Pablo Garabitos can be an unassuming presence on the mound in the eyes of opposition. He’s only about 6 feet tall and maybe 160 pounds — a wiry mess of limbs whose left hand produces a fastball topping out around 85 mph.
What his left hand can always do, though, is fire that fastball with precision, and mix in two other pitches he fires wherever his catcher tells him. He won’t find many challenges during this junior season much more difficult than the lineup for Lynn Haven Mosley, ranked No. 8 in all of Florida by ThePrepZone.com.
Even a gem from Garabitos wasn’t enough for Lakewood Ranch to overcome Mosley in Sarasota. The Mustangs fell 2-1, but only after Garabitos and Lakewood Ranch surprised a state runner-up from each of the past two seasons.
“He threw three pitches well on us,” said Dolphins head coach Jon Hudson, his voice laced with just a tinge of surprise. “He was hard to hit. We had some opportunities, but he seemed like he made some good pitches.”
For at Sarasota High School’s Ronald K. Drews Field on Monday, Garabitos was hampered by only one mistake at the very start the game. The normally precise command of his fastball needed a batter to lock in and RJ Yeager, the first opponent Garabitos faced, launched a double deep to the left-field fence. Three batters later, the shortstop darted home from second on a groundout by Michael Cullen for a run, which nearly enough beat the Mustangs (5-4) itself.
Because for six innings Lakewood Ranch was just as stumped by Mosley pitcher Nicky Agosto as the Dolphins (10-0) were by Garabitos. Mosley managed five hits against Garabitos; the Mustangs had four against Agosto. Garabitos whiffed eight batters; Agosto fanned four.

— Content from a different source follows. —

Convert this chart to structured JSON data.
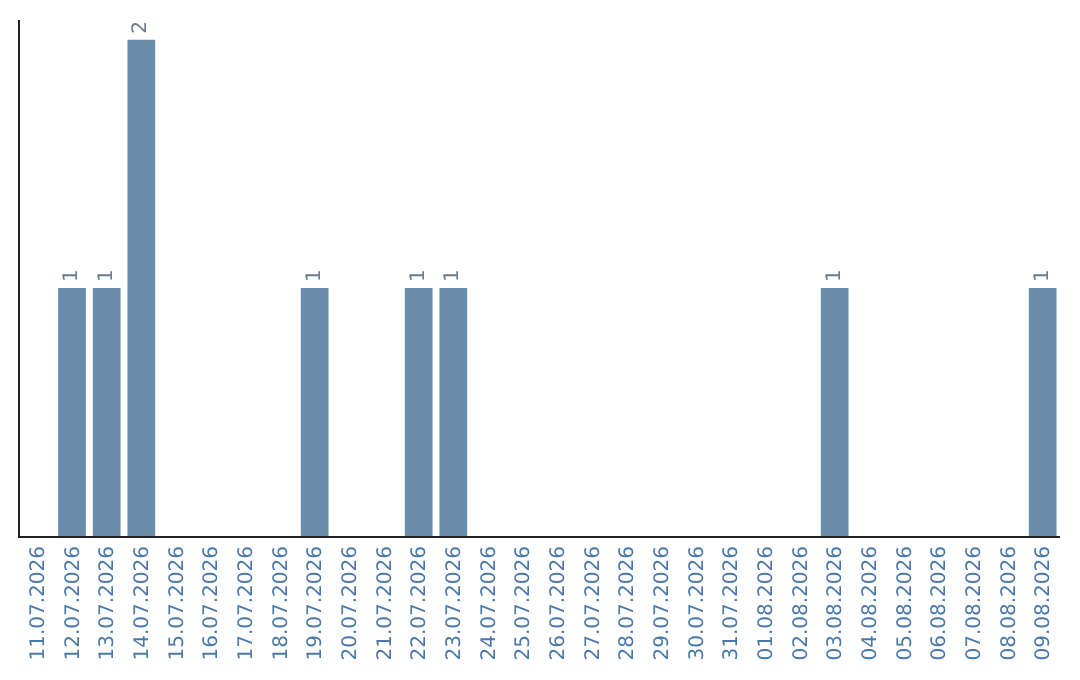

Strikeouts for Pablo Garabitos against Lynn Haven Mosley in the first round of the Sarasota Baseball Classic.
Nearly six long innings after the Dolphins got on the board with their first-frame score against Lakewood Ranch, Garabitos finally returned the favor. The junior, who has verbally committed to South Florida, bounced a single into right field with one out to drive Gray Ellis home after the outfielder led off the bottom of the sixth inning with a walk.
Almost single-handedly, Garabitos forced the game to come down to the final inning.
“He was locating pitches. He was able to keep the hitters off balance and that’s huge. When you’re throwing strikes you’re able to keep the hitters off balance,” head coach Ryan Kennedy said. “He’s able to locate, and he just has this presence on the mound that he wants the baseball and he just throws it.”
Ultimately, a messy top of the seventh inning — complete with an error, a hit batter and a bunt single — saddled Brock Sisson with the loss for the Mustangs after only 1/3 inning of work. Lakewood Ranch, after being stymied by Agosto for six innings, went down in order against Cullen in the bottom of the seventh.
He just has this presence on the mound that he wants the baseball and he just throws it.
Ryan Kennedy, Lakewood Ranch head coach on Pablo Garabitos
While Garabitos shut down an offense which entered the game averaging more than eight runs a game, the Mustangs’ offense instead provided a reminder of why their season has been up-and-down so far. Agosto struck out three of Lakewood Ranch’s first five batters without letting one reach. No Mustang reached scoring position until the sixth inning, when Garabitos finally put Lakewood Ranch on the board against the Florida A&M-bound senior.
“He’s a guy who can handle the bat,” Kennedy said. “Giving him an opportunity to swing the bat in that situation with the wind blowing out to right field, who knows?”
A first-round loss in the Sarasota Classic still doesn’t mean an easy week ahead. The Mustangs will play three more games during the next three days, first against either Sarasota Riverview or Cantonment Tate on Tuesday.
For the next three days, Lakewood Ranch will have to dig deeper into its rotation and deliver more at the plate. Either way, the Mustangs will learn more about where they stand after advancing deeper into the postseason than any other Manatee County program in 2016.
“Hopefully we can carry this over to the next,” Kennedy said. “I don’t like to lose, but it is something we can build on and, hey, we can hang with state championship-caliber teams.”